I wasn’t able to brood about this for long though. By the time the consommé was served and Bronson was passing bits of toasted bread Dan Harvey asked a question which caused me to spill half a glass of water on the linen.
“Colonel Black,” he demanded, “what steps do you plan to take to recover the will?”
His sister, her pretty pink-and-white face indicating lively interest, added, “Please tell us how a detective goes about finding out thieves.”
The colonel’s face was momentarily distressed. “What gave you two the idea I was a detective?”
I glanced at Miss Leslie, half in reproach, half in hopeful interrogation. Her widened gray eyes said quite plainly that she hadn’t revealed the secret.
“Why, I think we heard it from George Coffin,” said Miss Harvey. “But everybody’s been discussing what you’re going to do.”
“Well, it’s very humiliating to be discovered so early in the game,” said the colonel good-naturedly. “I suppose now none of you will even talk to me.”
“Oh, I will,” said Miss Harvey. “I think detectives are cute.”
When the laughter had died down I leaned toward George Coffin. “How in the world did you hear about the colonel?” I asked. “I thought I was keeping it a secret.”
This was the first time I had looked at him closely during the evening, and I was appalled by his appearance. His face was deathly pale, and his eyes had a haunting expression of fright. I remembered how gay he had been at teatime, and I was even more disturbed. He looked terribly ill.
His voice, answering my question, was steady enough, however. “Bronson mentioned it to me,” he said. “I had a little talk with him just after tea.”
&nbs
p; “Did he tell you what it is he’s going to tell the colonel after dinner?” I asked.
“He told me that what he was going to tell Colonel Black would be enough to hang someone in this house,” replied George Coffin.
For fully thirty seconds an electric silence hung over the table. Even I, who had known of Bronson’s supposed secret, was shocked. And the words had a particularly dreadful effect due to the way in which George Coffin said them. He sounded as though he believed them.
Mrs Coffin was the first to speak. “Why, George, how strange!” she said. “What did he mean?”
Her husband, his face even more haggard, shook his head. “He wouldn’t tell me, but I gathered that it was in connection with Tobias’ death.” His hand, holding the silver soup spoon, trembled.
“My goodness, this is terrible,” exclaimed Mrs Harvey. The pitch of her voice indicated jangled nerves. “I won’t stay in this house another moment.” She glanced around the table to see the effect of her threat.
“Nonsense, my dear.” Dr Harvey laid a hand on her arm. “You’re perfectly safe here, especially with Colonel Black on the scene.”

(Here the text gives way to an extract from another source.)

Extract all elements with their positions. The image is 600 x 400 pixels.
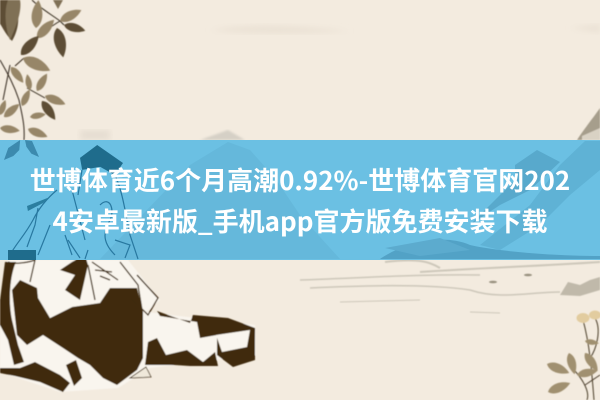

While Mrs Harvey was allowing herself to be comforted I noticed that the colonel’s sharp eyes were examining George Coffin, who was trying to finish his soup. I felt sure the haggard appearance of my cousin had not escaped the colonel.
Miss Harvey was evidently still pondering Bronson’s statement, because she asked, “Uncle George, has Bronson told anybody who the person is?”
“No,” replied George Coffin. “At least he said he hadn’t.” He lifted his spoon to his mouth and seemed surprised when he discovered there was no soup in it. “He said he was saving the information for the colonel.”
“Well, I think that’s ridiculous,” exclaimed Mrs Coffin. “If he knows something about someone in this house I think he should be made to come in here and tell us what it is.”
“I think he will insist on telling it to the colonel,” I said. “I think he hopes that what he has seen is susceptible to some other explanation than the one which will hang someone. That’s why he doesn’t want to tell it to the police.”